6. Control and Engineering Strategies

Direct engineering and manipulation of coherence layers are realized through several mechanisms:

• Structural Engineering: Multilayer stacking (e.g., trilayer or quintuple-layer cuprates) and nano-patterning (e.g., periodic hole arrays in nickelates) are used to tune local potentials, screening, and phase-coupling pathways, regulating both the spatial confinement and fluctuation spectrum of coherent excitations (Ji et al., 28 Feb 2026, Jeong et al., 31 Jul 2025).
• Optical Control: In microcavity polariton systems, coherence layers are dynamically manipulated by tuning photonic detuning, cavity polarization, and momentum selection, generating tunable pseudomagnetic fields for real-time pseudospin rotation (Khatoniar et al., 2022).
• Multiplexing in Networks: Weak coupling across network layers induces, suppresses, or reconfigures coherence resonance, with the coherence layer acting as the locus of controllable stochastic regularity (Masoliver et al., 2020).
• Quantum Error Correction: Layer-specific application of covariant error correction maintains quantum coherence in the presence of decoherence and identifies operational regimes for quantum technologies as well as biological models (Wakaura, 31 Mar 2026).

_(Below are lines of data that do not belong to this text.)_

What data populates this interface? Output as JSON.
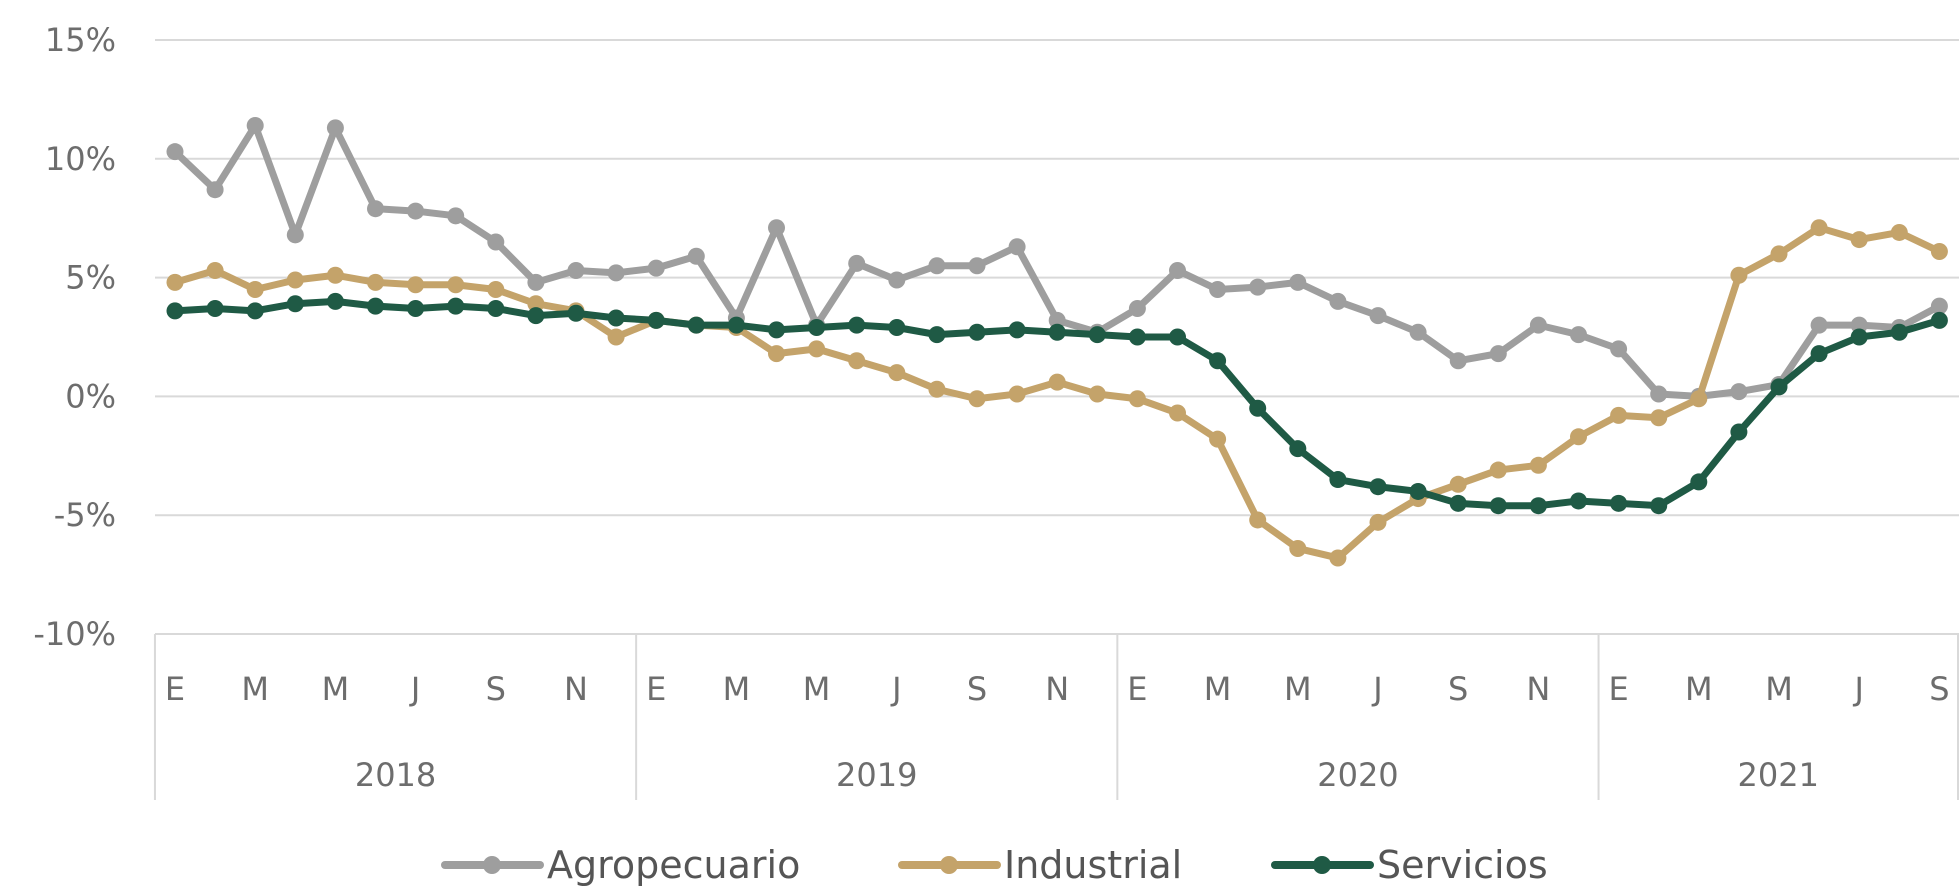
{
  "chart_data": {
    "type": "line",
    "title": "",
    "xlabel": "",
    "ylabel": "",
    "ylim": [
      -10,
      15
    ],
    "yticks": [
      "15%",
      "10%",
      "5%",
      "0%",
      "-5%",
      "-10%"
    ],
    "ytick_values": [
      15,
      10,
      5,
      0,
      -5,
      -10
    ],
    "grid": "horizontal",
    "legend_position": "bottom",
    "month_tick_labels": [
      "E",
      "M",
      "M",
      "J",
      "S",
      "N"
    ],
    "years": [
      "2018",
      "2019",
      "2020",
      "2021"
    ],
    "x": [
      "2018-01",
      "2018-02",
      "2018-03",
      "2018-04",
      "2018-05",
      "2018-06",
      "2018-07",
      "2018-08",
      "2018-09",
      "2018-10",
      "2018-11",
      "2018-12",
      "2019-01",
      "2019-02",
      "2019-03",
      "2019-04",
      "2019-05",
      "2019-06",
      "2019-07",
      "2019-08",
      "2019-09",
      "2019-10",
      "2019-11",
      "2019-12",
      "2020-01",
      "2020-02",
      "2020-03",
      "2020-04",
      "2020-05",
      "2020-06",
      "2020-07",
      "2020-08",
      "2020-09",
      "2020-10",
      "2020-11",
      "2020-12",
      "2021-01",
      "2021-02",
      "2021-03",
      "2021-04",
      "2021-05",
      "2021-06",
      "2021-07",
      "2021-08",
      "2021-09"
    ],
    "series": [
      {
        "name": "Agropecuario",
        "color": "#9e9e9e",
        "values": [
          10.3,
          8.7,
          11.4,
          6.8,
          11.3,
          7.9,
          7.8,
          7.6,
          6.5,
          4.8,
          5.3,
          5.2,
          5.4,
          5.9,
          3.3,
          7.1,
          3.0,
          5.6,
          4.9,
          5.5,
          5.5,
          6.3,
          3.2,
          2.7,
          3.7,
          5.3,
          4.5,
          4.6,
          4.8,
          4.0,
          3.4,
          2.7,
          1.5,
          1.8,
          3.0,
          2.6,
          2.0,
          0.1,
          0.0,
          0.2,
          0.5,
          3.0,
          3.0,
          2.9,
          3.8
        ]
      },
      {
        "name": "Industrial",
        "color": "#c4a36a",
        "values": [
          4.8,
          5.3,
          4.5,
          4.9,
          5.1,
          4.8,
          4.7,
          4.7,
          4.5,
          3.9,
          3.6,
          2.5,
          3.2,
          3.0,
          2.9,
          1.8,
          2.0,
          1.5,
          1.0,
          0.3,
          -0.1,
          0.1,
          0.6,
          0.1,
          -0.1,
          -0.7,
          -1.8,
          -5.2,
          -6.4,
          -6.8,
          -5.3,
          -4.3,
          -3.7,
          -3.1,
          -2.9,
          -1.7,
          -0.8,
          -0.9,
          -0.1,
          5.1,
          6.0,
          7.1,
          6.6,
          6.9,
          6.1
        ]
      },
      {
        "name": "Servicios",
        "color": "#1f5a45",
        "values": [
          3.6,
          3.7,
          3.6,
          3.9,
          4.0,
          3.8,
          3.7,
          3.8,
          3.7,
          3.4,
          3.5,
          3.3,
          3.2,
          3.0,
          3.0,
          2.8,
          2.9,
          3.0,
          2.9,
          2.6,
          2.7,
          2.8,
          2.7,
          2.6,
          2.5,
          2.5,
          1.5,
          -0.5,
          -2.2,
          -3.5,
          -3.8,
          -4.0,
          -4.5,
          -4.6,
          -4.6,
          -4.4,
          -4.5,
          -4.6,
          -3.6,
          -1.5,
          0.4,
          1.8,
          2.5,
          2.7,
          3.2
        ]
      }
    ]
  }
}
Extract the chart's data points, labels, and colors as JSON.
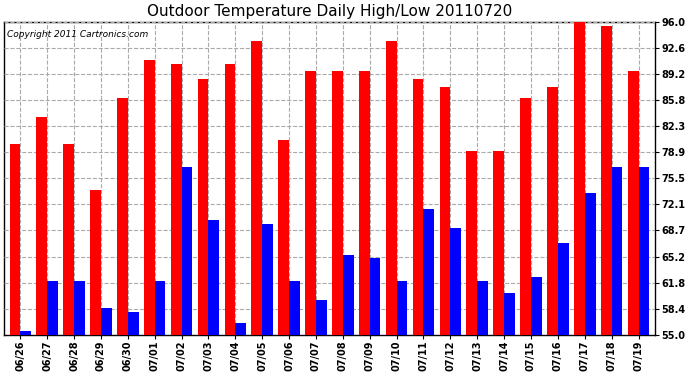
{
  "title": "Outdoor Temperature Daily High/Low 20110720",
  "copyright_text": "Copyright 2011 Cartronics.com",
  "dates": [
    "06/26",
    "06/27",
    "06/28",
    "06/29",
    "06/30",
    "07/01",
    "07/02",
    "07/03",
    "07/04",
    "07/05",
    "07/06",
    "07/07",
    "07/08",
    "07/09",
    "07/10",
    "07/11",
    "07/12",
    "07/13",
    "07/14",
    "07/15",
    "07/16",
    "07/17",
    "07/18",
    "07/19"
  ],
  "highs": [
    80.0,
    83.5,
    80.0,
    74.0,
    86.0,
    91.0,
    90.5,
    88.5,
    90.5,
    93.5,
    80.5,
    89.5,
    89.5,
    89.5,
    93.5,
    88.5,
    87.5,
    79.0,
    79.0,
    86.0,
    87.5,
    96.0,
    95.5,
    89.5
  ],
  "lows": [
    55.5,
    62.0,
    62.0,
    58.5,
    58.0,
    62.0,
    77.0,
    70.0,
    56.5,
    69.5,
    62.0,
    59.5,
    65.5,
    65.0,
    62.0,
    71.5,
    69.0,
    62.0,
    60.5,
    62.5,
    67.0,
    73.5,
    77.0,
    77.0
  ],
  "yticks": [
    55.0,
    58.4,
    61.8,
    65.2,
    68.7,
    72.1,
    75.5,
    78.9,
    82.3,
    85.8,
    89.2,
    92.6,
    96.0
  ],
  "ylim_min": 55.0,
  "ylim_max": 96.0,
  "bar_color_high": "#ff0000",
  "bar_color_low": "#0000ff",
  "background_color": "#ffffff",
  "grid_color": "#aaaaaa",
  "title_fontsize": 11,
  "tick_fontsize": 7,
  "copyright_fontsize": 6.5
}
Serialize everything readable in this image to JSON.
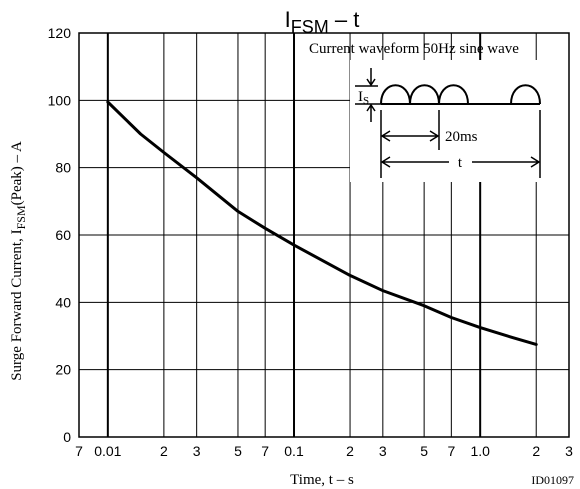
{
  "chart_data": {
    "type": "line",
    "title": {
      "main": "I",
      "sub": "FSM",
      "suffix": " – t"
    },
    "xlabel": "Time, t  –  s",
    "ylabel": {
      "prefix": "Surge Forward Current, I",
      "sub": "FSM",
      "suffix": "(Peak)  –  A"
    },
    "x_scale": "log",
    "xlim": [
      0.007,
      3.0
    ],
    "ylim": [
      0,
      120
    ],
    "grid": true,
    "y_ticks": [
      0,
      20,
      40,
      60,
      80,
      100,
      120
    ],
    "x_ticks": [
      {
        "value": 0.007,
        "label": "7"
      },
      {
        "value": 0.01,
        "label": "0.01"
      },
      {
        "value": 0.02,
        "label": "2"
      },
      {
        "value": 0.03,
        "label": "3"
      },
      {
        "value": 0.05,
        "label": "5"
      },
      {
        "value": 0.07,
        "label": "7"
      },
      {
        "value": 0.1,
        "label": "0.1"
      },
      {
        "value": 0.2,
        "label": "2"
      },
      {
        "value": 0.3,
        "label": "3"
      },
      {
        "value": 0.5,
        "label": "5"
      },
      {
        "value": 0.7,
        "label": "7"
      },
      {
        "value": 1.0,
        "label": "1.0"
      },
      {
        "value": 2.0,
        "label": "2"
      },
      {
        "value": 3.0,
        "label": "3"
      }
    ],
    "x_gridlines": [
      0.01,
      0.02,
      0.03,
      0.05,
      0.07,
      0.1,
      0.2,
      0.3,
      0.5,
      0.7,
      1.0,
      2.0
    ],
    "x_heavy_gridlines": [
      0.01,
      0.1,
      1.0
    ],
    "series": [
      {
        "x": [
          0.01,
          0.015,
          0.02,
          0.03,
          0.05,
          0.07,
          0.1,
          0.2,
          0.3,
          0.5,
          0.7,
          1.0,
          1.5,
          2.0
        ],
        "y": [
          99.5,
          90,
          84.5,
          77,
          67,
          62,
          57,
          48,
          43.5,
          39,
          35.5,
          32.5,
          29.5,
          27.5
        ]
      }
    ],
    "annotations": {
      "waveform_title": "Current waveform 50Hz sine wave",
      "is_main": "I",
      "is_sub": "S",
      "period_label": "20ms",
      "t_label": "t"
    },
    "doc_id": "ID01097"
  }
}
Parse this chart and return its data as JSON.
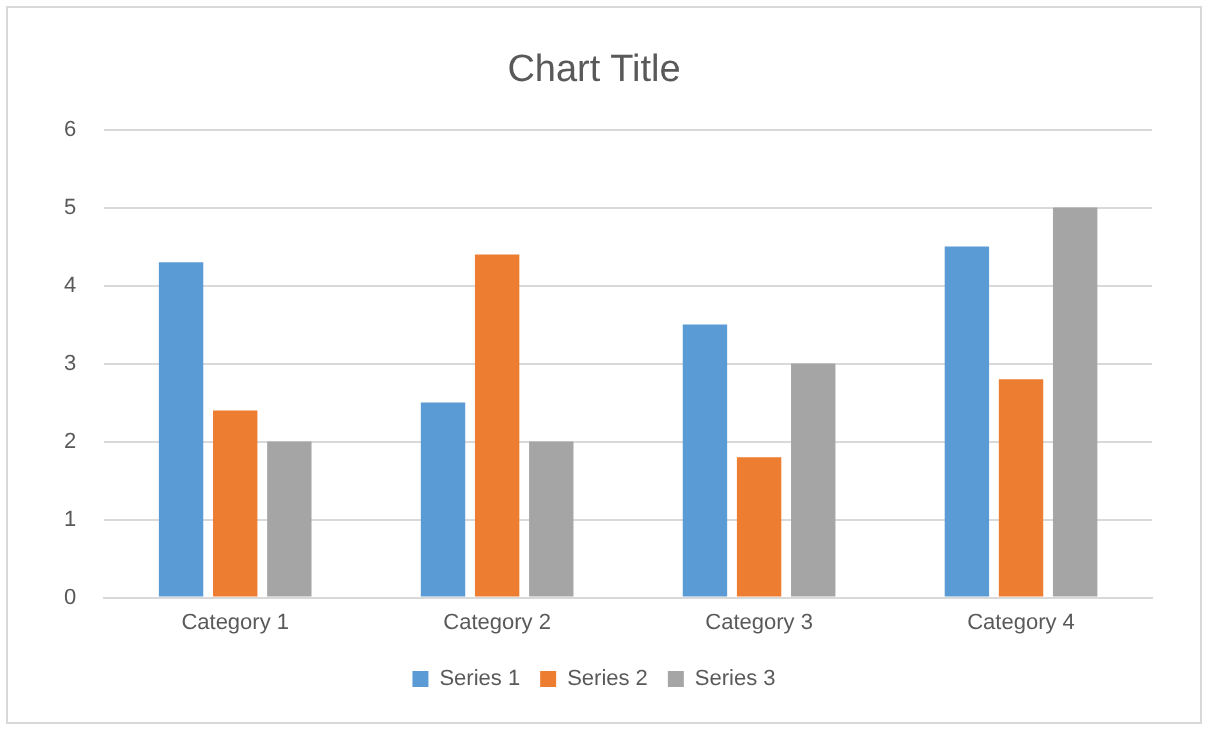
{
  "chart_data": {
    "type": "bar",
    "title": "Chart Title",
    "categories": [
      "Category 1",
      "Category 2",
      "Category 3",
      "Category 4"
    ],
    "series": [
      {
        "name": "Series 1",
        "color": "#5b9bd5",
        "values": [
          4.3,
          2.5,
          3.5,
          4.5
        ]
      },
      {
        "name": "Series 2",
        "color": "#ed7d31",
        "values": [
          2.4,
          4.4,
          1.8,
          2.8
        ]
      },
      {
        "name": "Series 3",
        "color": "#a5a5a5",
        "values": [
          2,
          2,
          3,
          5
        ]
      }
    ],
    "ylim": [
      0,
      6
    ],
    "yticks": [
      0,
      1,
      2,
      3,
      4,
      5,
      6
    ],
    "grid": "y",
    "legend": "bottom"
  }
}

7. Broader Significance and Future Directions

Coherence layers function as critical testbeds for the interface between theory and experiment in correlated electron systems, quantum optics, neural network dynamics, and atmospheric sciences. They provide clean platforms for investigating the pure limits of coherence, enable direct measurement of fundamental theoretical parameters (gap, stiffness, coherence time), and reveal hidden or emergent quantum phases when coherence is enhanced, suppressed, or modulated.

Future developments will include advanced structural engineering in quantum materials, dynamical control via light or external fields in photonic and valleytronic devices, and algorithmic identification and utilization of coherence layers in biological and neural computation. Open research targets include extending coherence times and operational windows, bridging the gap between computational and physiological timescales in biological systems, and incorporating realistic disorder, inhomogeneity, and interaction effects in both theoretical modeling and device design.